In many ways, the record works as a companion piece to the new release by her Bloodshot labelmate Hogan, who Case calls "probably the best singer I know." Clearly Hogan's talent for torchy elegance has rubbed off on Case, and it doesn't hurt that Hogan contributes backing vocals on a few cuts as well. Another guest who fits right into such vocal stylings is Ron Sexsmith, who sings along with an exquisitely soft touch on "We've Never Met".

The other primary difference between the two records is that the material on Furnace Room Lullaby is all original. The songs are co-written with a variety of collaborators, but no classic country covers were included this time around -- though Case says that wasn't the intention in the beginning. "We recorded some cover songs, and John Ramberg [guitarist for Seattle band the Model Rockets] was in the studio with me, and he was like, 'You don't need to do any cover songs; just have it be all your own songs.' And I was like, 'No -- I wanna do the Nick Lowe song!' And then, later on I realized, wow, he's right."

That decision made the album a more personal artistic statement, and Case's songwriting has improved enough since the first record to warrant such a move. "Guided By Wire" (written with Ramberg, drummer Joel Trueblood and bassist Scott Betts) rolls along to an effortlessly bouncy lyric; "Twist The Knife" (with assists from Ramberg and Whiskeytown's Adams and Daly) is a bewitchingly dramatic ballad; "Thrice All American" (credited to Case/Connelly/Betts/Trueblood/Ramberg) is a beautifully bittersweet evocation of her days in Tacoma, "a dusty old jewel in the South Puget Sound."

The song is indicative of a certain sadness Case has been feeling lately about the places of her past, and a realization that you can't go home again.
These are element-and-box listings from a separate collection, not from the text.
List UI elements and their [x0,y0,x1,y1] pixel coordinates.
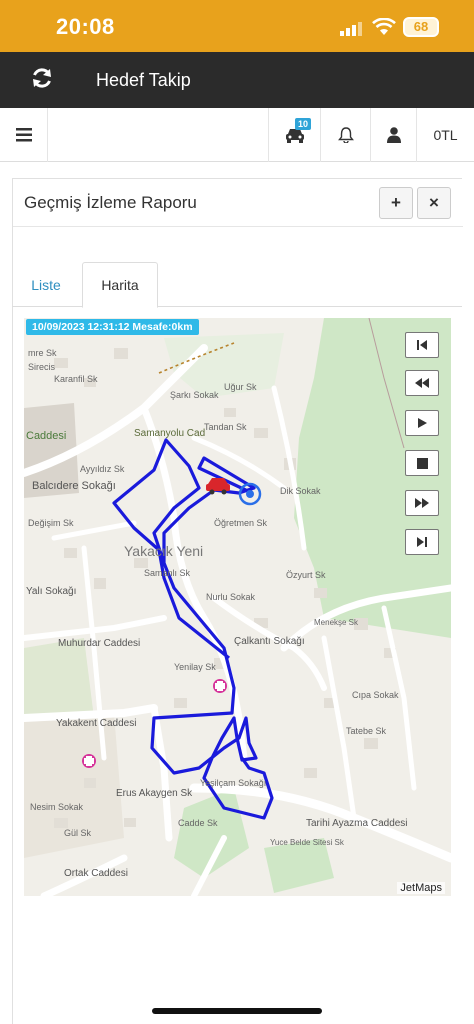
home-indicator [152,1008,322,1014]
fast-forward-button[interactable] [405,490,439,516]
map-label: Dik Sokak [280,486,321,496]
tab-harita[interactable]: Harita [82,262,158,308]
map-label: Samanlı Sk [144,568,191,578]
map-label: Tandan Sk [204,422,247,432]
map-credit: JetMaps [397,882,445,894]
refresh-icon[interactable] [30,66,54,90]
map-label: Özyurt Sk [286,570,326,580]
map-label: Muhurdar Caddesi [58,638,141,649]
user-icon [386,127,401,143]
tab-liste[interactable]: Liste [12,262,80,307]
map-label: Çalkantı Sokağı [234,636,305,647]
notifications-button[interactable] [320,108,370,162]
top-toolbar: 10 0TL [0,108,474,162]
skip-end-icon [417,537,427,547]
vehicle-count-badge: 10 [295,118,312,130]
start-marker-dot [246,490,254,498]
stop-button[interactable] [405,450,439,476]
vehicles-button[interactable]: 10 [268,108,320,162]
menu-button[interactable] [0,108,48,162]
balance-display[interactable]: 0TL [416,108,474,162]
map-label: Şarkı Sokak [170,390,219,400]
play-icon [418,418,427,428]
map-label: Değişim Sk [28,518,74,528]
map-label: Uğur Sk [224,382,257,392]
rewind-icon [415,378,429,388]
map-label: Öğretmen Sk [214,518,268,528]
hospital-icon [82,754,96,768]
play-button[interactable] [405,410,439,436]
skip-start-icon [417,340,427,350]
profile-button[interactable] [370,108,416,162]
status-time: 20:08 [56,14,115,39]
map-label: Yakakent Caddesi [56,718,137,729]
status-bar: 20:08 68 [0,0,474,52]
battery-level: 68 [413,19,429,34]
map-label: Erus Akaygen Sk [116,788,193,799]
map-label: Tarihi Ayazma Caddesi [306,818,408,829]
signal-icon [340,22,362,36]
map-label: Cıpa Sokak [352,690,399,700]
map-label: Nesim Sokak [30,802,84,812]
map-label: Yalı Sokağı [26,586,77,597]
add-button[interactable]: + [379,187,413,219]
map-label: Ortak Caddesi [64,868,128,879]
map-label: Caddesi [26,430,67,442]
map-label: Nurlu Sokak [206,592,256,602]
map-label: Samanyolu Cad [134,428,206,439]
map-label: Menekşe Sk [314,618,359,627]
panel-header: Geçmiş İzleme Raporu + × [13,179,463,227]
wifi-icon [372,18,396,35]
app-bar: Hedef Takip [0,52,474,108]
hamburger-icon [15,128,32,142]
map-label: mre Sk [28,348,57,358]
playback-info: 10/09/2023 12:31:12 Mesafe:0km [26,319,199,335]
stop-icon [416,457,428,469]
map-label: Gül Sk [64,828,92,838]
app-title: Hedef Takip [96,70,191,90]
map-label: Yeşilçam Sokağı [200,778,267,788]
map-canvas[interactable] [24,318,451,896]
rewind-button[interactable] [405,370,439,396]
fast-forward-icon [415,498,429,508]
map-label: Balcıdere Sokağı [32,480,116,492]
map-label: Karanfil Sk [54,374,98,384]
first-button[interactable] [405,332,439,358]
last-button[interactable] [405,529,439,555]
bell-icon [337,127,354,143]
map-label: Yuce Belde Sitesi Sk [270,838,344,847]
map-label: Ayyıldız Sk [80,464,125,474]
map-label: Yakacık Yeni [124,543,204,559]
map-label: Yenilay Sk [174,662,216,672]
map-label: Tatebe Sk [346,726,387,736]
tab-bar: Liste Harita [12,262,462,308]
route-map[interactable]: mre Sk Sirecis Karanfil Sk Caddesi Balcı… [24,318,451,896]
close-button[interactable]: × [417,187,451,219]
map-label: Sirecis [28,362,56,372]
page-title: Geçmiş İzleme Raporu [24,193,197,212]
battery-icon: 68 [403,17,439,37]
map-label: Cadde Sk [178,818,218,828]
hospital-icon [213,679,227,693]
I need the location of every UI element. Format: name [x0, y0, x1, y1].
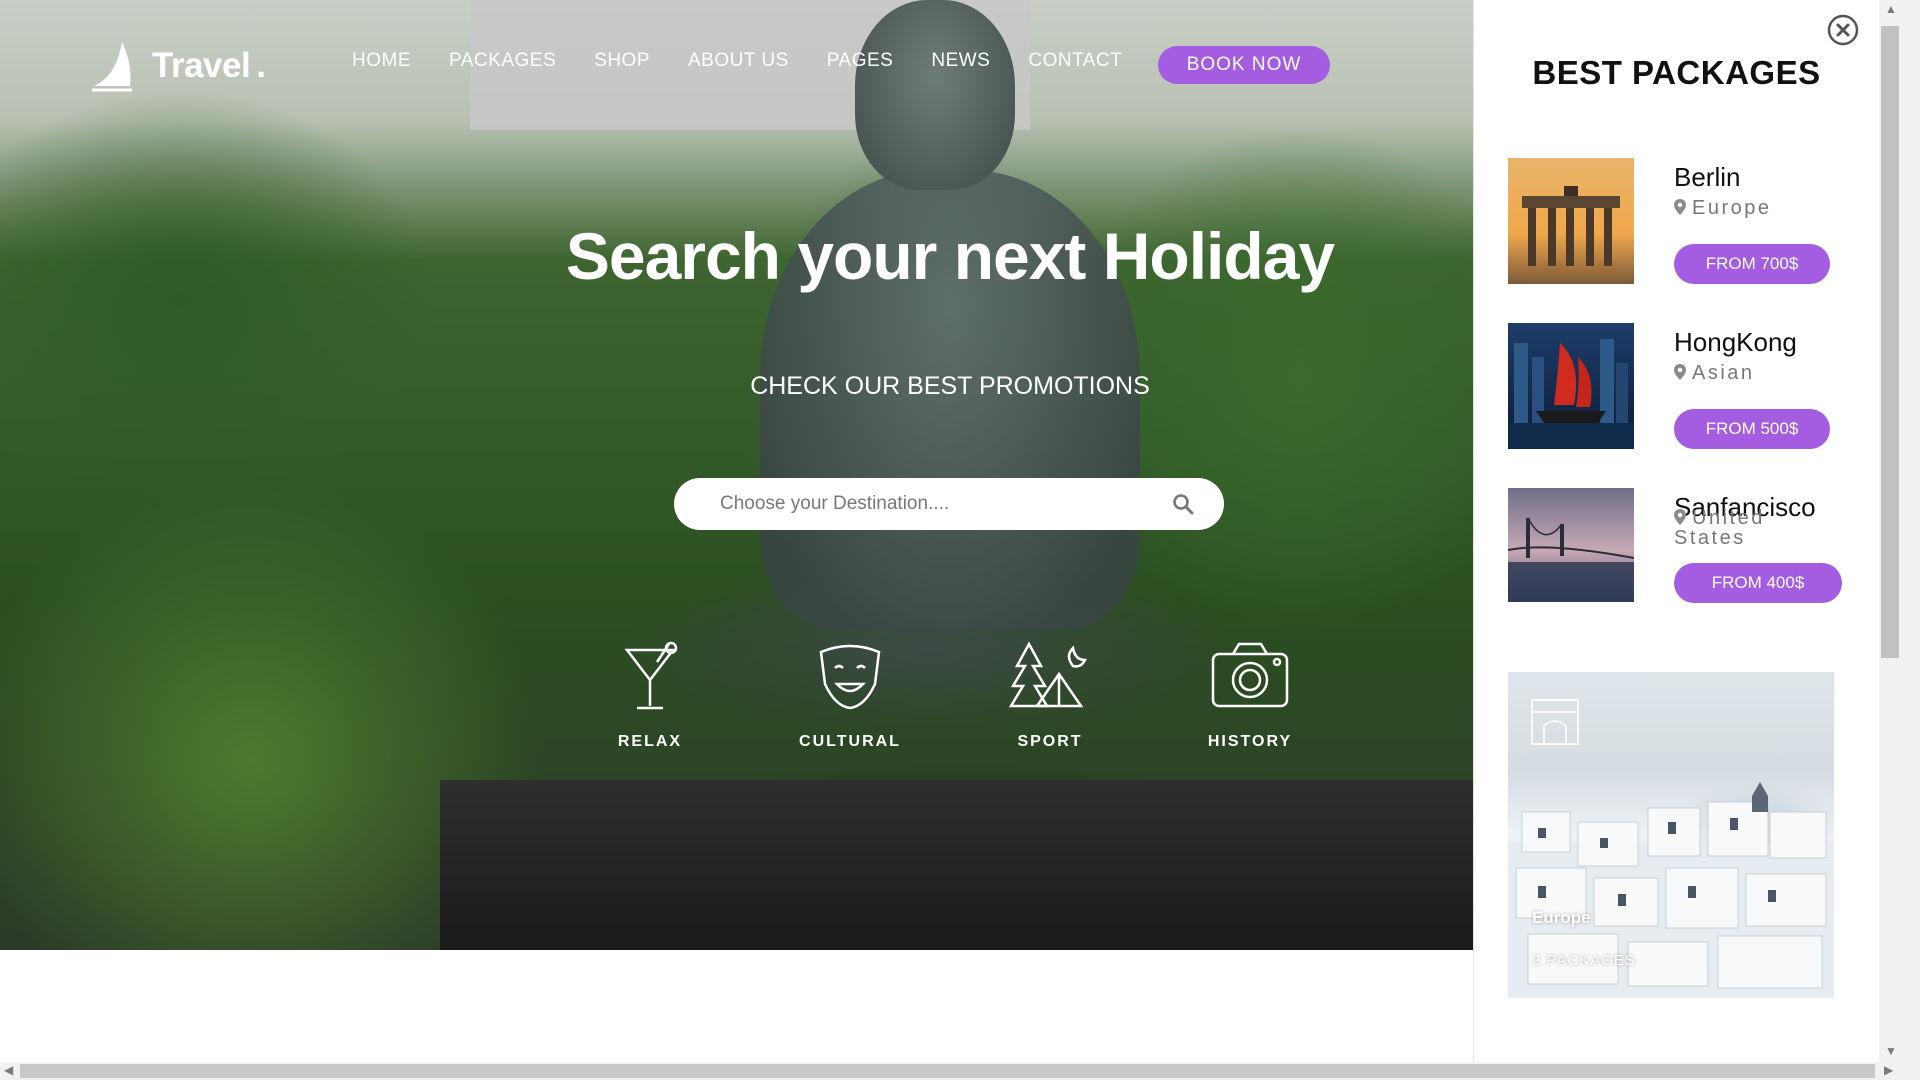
nav-about-us[interactable]: ABOUT US [688, 50, 789, 72]
sail-logo-icon [92, 42, 132, 92]
category-list: RELAX CULTURAL SPORT HISTORY [590, 640, 1310, 751]
nav-shop[interactable]: SHOP [594, 50, 650, 72]
category-cultural-label: CULTURAL [799, 733, 901, 750]
nav-news[interactable]: NEWS [931, 50, 990, 72]
hero-subtitle: CHECK OUR BEST PROMOTIONS [750, 372, 1150, 400]
package-region: Europe [1674, 198, 1824, 218]
hero-statue-head [855, 0, 1015, 190]
horizontal-scrollbar[interactable]: ◀ ▶ [0, 1062, 1920, 1080]
horizontal-scroll-thumb[interactable] [20, 1064, 1875, 1078]
promo-card-europe[interactable]: Europe 2 PACKAGES [1508, 672, 1834, 998]
category-relax[interactable]: RELAX [590, 640, 710, 751]
sanfancisco-image[interactable] [1508, 488, 1634, 602]
destination-search [674, 478, 1224, 530]
logo-dot: . [256, 46, 266, 85]
nav-contact[interactable]: CONTACT [1028, 50, 1122, 72]
promo-region: Europe [1532, 908, 1591, 927]
scroll-down-arrow-icon[interactable]: ▼ [1885, 1044, 1897, 1058]
package-name: Berlin [1674, 162, 1741, 192]
camping-icon [1008, 641, 1088, 708]
package-region: United States [1674, 508, 1824, 548]
search-icon[interactable] [1172, 493, 1194, 515]
vertical-scroll-thumb[interactable] [1881, 26, 1899, 658]
nav-home[interactable]: HOME [352, 50, 411, 72]
package-item-sanfancisco[interactable]: Sanfancisco United States FROM 400$ [1508, 488, 1848, 618]
map-pin-icon [1674, 509, 1686, 525]
scroll-up-arrow-icon[interactable]: ▲ [1885, 2, 1897, 16]
theater-mask-icon [819, 644, 881, 710]
nav-pages[interactable]: PAGES [827, 50, 894, 72]
close-icon[interactable] [1827, 14, 1859, 46]
package-price-button[interactable]: FROM 700$ [1674, 244, 1830, 284]
package-price-button[interactable]: FROM 400$ [1674, 563, 1842, 603]
hero-title: Search your next Holiday [565, 219, 1335, 293]
hero-statue-base [440, 780, 1474, 950]
package-region-text: Europe [1692, 197, 1772, 219]
nav-packages[interactable]: PACKAGES [449, 50, 556, 72]
sidebar-title: BEST PACKAGES [1532, 54, 1821, 91]
package-region: Asian [1674, 363, 1824, 383]
category-history[interactable]: HISTORY [1190, 640, 1310, 751]
package-price-button[interactable]: FROM 500$ [1674, 409, 1830, 449]
destination-search-input[interactable] [718, 492, 1172, 516]
book-now-button[interactable]: BOOK NOW [1158, 46, 1330, 84]
package-region-text: Asian [1692, 362, 1755, 384]
cocktail-icon [624, 641, 678, 710]
berlin-image[interactable] [1508, 158, 1634, 284]
category-cultural[interactable]: CULTURAL [790, 640, 910, 751]
category-history-label: HISTORY [1207, 733, 1293, 750]
category-sport[interactable]: SPORT [990, 640, 1110, 751]
hongkong-image[interactable] [1508, 323, 1634, 449]
scroll-right-arrow-icon[interactable]: ▶ [1884, 1063, 1893, 1077]
category-relax-label: RELAX [617, 733, 683, 750]
scroll-left-arrow-icon[interactable]: ◀ [4, 1063, 13, 1077]
santorini-illustration [1508, 699, 1834, 998]
map-pin-icon [1674, 364, 1686, 380]
logo-text: Travel [152, 46, 251, 85]
hero-banner [0, 0, 1474, 950]
package-region-text: United States [1674, 507, 1765, 549]
category-sport-label: SPORT [1017, 733, 1083, 750]
promo-count: 2 PACKAGES [1532, 952, 1636, 969]
site-logo[interactable]: Travel . [88, 40, 266, 92]
package-item-berlin[interactable]: Berlin Europe FROM 700$ [1508, 158, 1848, 288]
camera-icon [1211, 642, 1289, 708]
main-nav: HOME PACKAGES SHOP ABOUT US PAGES NEWS C… [352, 50, 1160, 72]
map-pin-icon [1674, 199, 1686, 215]
best-packages-panel: BEST PACKAGES Berlin Europe FROM 700$ Ho… [1474, 0, 1879, 1080]
package-item-hongkong[interactable]: HongKong Asian FROM 500$ [1508, 323, 1848, 453]
vertical-scrollbar[interactable]: ▲ ▼ [1879, 0, 1920, 1062]
package-name: HongKong [1674, 327, 1797, 357]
She moved to Seattle last year but ended up spending much of this past fall in Chicago, swept up so much by the Windy City's thriving musical community that she's planning to move there soon. She's also increasingly disenchanted with the constantly changing face of Seattle: "We're getting kicked out of this building because they have to make condos for rich people," she laments of the downtown warehouse apartment that's currently her home.

The countryside isn't safe from the steamroller of progress either. "Even the farm where my family's from up north, somebody bought all the land and they're turning it into subdivisions," she says. "It's way up in the hills by the Canadian border, right beneath the limestone quarry where everybody in my family worked while they were dairy farming or whatever.

"I could see the piles of rocks that my parents piled up when they were kids, because they had to take all the stones out of the field. And I know they're gonna cart them away. It just breaks my heart; I can't even go there anymore, it feels so dislocated. You always want to think there's some little place you can go back to, but you can't."

And yet, with her music, Case has found a way to go forward while keeping a window open to what has come before. She acknowledges, for instance, that while her new album is all original songs, she certainly hasn't abandoned the practice of mining for golden oldies. "I love doing other people's songs so much," she says. "That's always my favorite part of the set, usually, when we're on tour, is, 'OK, we get to do other people's songs now!'

"And, there's so much to choose from out there. There's so many good songs that nobody pays any attention to; it's such a fun thing just to hunt them out and work them up yourself. I often feel that I'm not doing justice to it, mind you; like, if you're trying to sing a Roger Miller song, there's no fuckin' way you're gonna make it anywhere near as good as Roger Miller can do it, because there's nobody like him in the world ever.

"But it still feels good to sing those lines, you know?"

ND co-editor Peter Blackstock has never sung a Roger Miller tune -- but, yeah, he knows.